Dopo la vittoria nelle elezioni greche del 25 gennaio scorso, il primo ministro Alexis Tsipras e il ministro delle finanze Yanis Varoufakis stanno incontrando i loro omologhi dei maggiori stati membri UE, nonché le autorità di Bruxelles e i vertici della BCE a Francoforte.

E’ stata delineato, da parte di Varoufakis, un piano che considero di grande sensatezza e ragionevolezza.

Il debito greco subirebbe un trattamento differenziato.

Il 20% circa sui totali 330 miliardi di euro di debito, quindi 60-70, detenuto da investitori privati, resterebbe in essere senza nessuna richiesta di modifica né riguardo agli interessi né all’allungamento delle scadenze.

Tutto il resto è detenuto dalla UE, dalla BCE e da vari stati membri dell’Eurozona. Non vengono richiesti sconti sul valore facciale di questi debiti, ma la conversione in due forme diverse di obbligazioni.

Una parte diventerebbe debito perpetuo, che pagherà interessi ma di cui non verrà mai rimborsato il capitale.

Un’altra parte verrebbe rimborsata, con livelli di interessi e tempi di rimborso del capitale che dipenderanno però dalla futura ripresa del PIL greco.

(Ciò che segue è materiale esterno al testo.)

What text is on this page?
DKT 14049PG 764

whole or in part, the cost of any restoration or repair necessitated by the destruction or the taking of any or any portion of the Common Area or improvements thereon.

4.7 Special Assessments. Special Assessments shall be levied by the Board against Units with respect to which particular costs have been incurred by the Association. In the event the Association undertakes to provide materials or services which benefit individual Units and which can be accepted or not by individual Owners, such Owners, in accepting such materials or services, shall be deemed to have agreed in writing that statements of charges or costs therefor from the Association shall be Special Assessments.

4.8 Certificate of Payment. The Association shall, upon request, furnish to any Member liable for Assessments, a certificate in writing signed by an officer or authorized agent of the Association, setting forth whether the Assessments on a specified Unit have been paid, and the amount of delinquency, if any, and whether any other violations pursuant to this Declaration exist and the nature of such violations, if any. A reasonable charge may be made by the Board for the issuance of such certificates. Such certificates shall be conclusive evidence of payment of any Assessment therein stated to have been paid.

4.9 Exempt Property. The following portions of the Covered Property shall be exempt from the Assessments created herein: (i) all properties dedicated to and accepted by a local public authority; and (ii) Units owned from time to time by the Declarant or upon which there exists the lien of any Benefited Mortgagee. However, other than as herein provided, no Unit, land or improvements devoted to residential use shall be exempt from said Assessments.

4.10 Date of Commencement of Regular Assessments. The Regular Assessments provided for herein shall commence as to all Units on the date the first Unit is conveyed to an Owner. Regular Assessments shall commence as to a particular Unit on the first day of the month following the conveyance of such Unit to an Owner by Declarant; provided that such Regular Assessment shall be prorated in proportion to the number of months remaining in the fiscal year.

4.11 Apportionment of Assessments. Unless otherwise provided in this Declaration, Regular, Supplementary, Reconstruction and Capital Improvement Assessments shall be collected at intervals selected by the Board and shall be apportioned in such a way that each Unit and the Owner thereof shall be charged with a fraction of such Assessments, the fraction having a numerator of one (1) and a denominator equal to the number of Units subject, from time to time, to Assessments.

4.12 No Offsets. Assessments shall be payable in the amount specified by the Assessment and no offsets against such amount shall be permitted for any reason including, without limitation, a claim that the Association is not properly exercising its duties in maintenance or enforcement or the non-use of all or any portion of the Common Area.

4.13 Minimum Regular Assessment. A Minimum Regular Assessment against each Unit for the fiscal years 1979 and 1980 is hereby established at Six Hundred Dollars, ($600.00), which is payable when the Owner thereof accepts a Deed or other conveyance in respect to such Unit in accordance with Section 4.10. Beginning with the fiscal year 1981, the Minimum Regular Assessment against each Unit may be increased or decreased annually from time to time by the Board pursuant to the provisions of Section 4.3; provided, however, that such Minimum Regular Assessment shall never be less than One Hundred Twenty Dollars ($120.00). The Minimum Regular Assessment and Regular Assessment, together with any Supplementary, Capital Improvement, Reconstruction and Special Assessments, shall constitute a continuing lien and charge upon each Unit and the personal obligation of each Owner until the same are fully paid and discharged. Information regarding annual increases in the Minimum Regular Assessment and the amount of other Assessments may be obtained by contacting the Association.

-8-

Più l’economia riprende e più si paga, in altri termini; e viceversa.

I dettagli della proposta non sono ancora stati resi noti e, con ogni probabilità, sono in effetti ancora da finalizzare dopo aver preso atto delle reazioni delle varie controparti. Circolano ipotesi secondo le quali da tutto quando sopra la Grecia dovrebbe ottenere alcuni miliardi all’anno di riduzione nei pagamenti per interessi.

La Grecia ha inoltre bisogno di immettere soldi nell’economia reale, sotto forma di maggiore spesa pubblica e/o di riduzioni di tasse. Si parla di una riduzione nel surplus di bilancio primario dal 4,5% del PIL all’1-1,5%.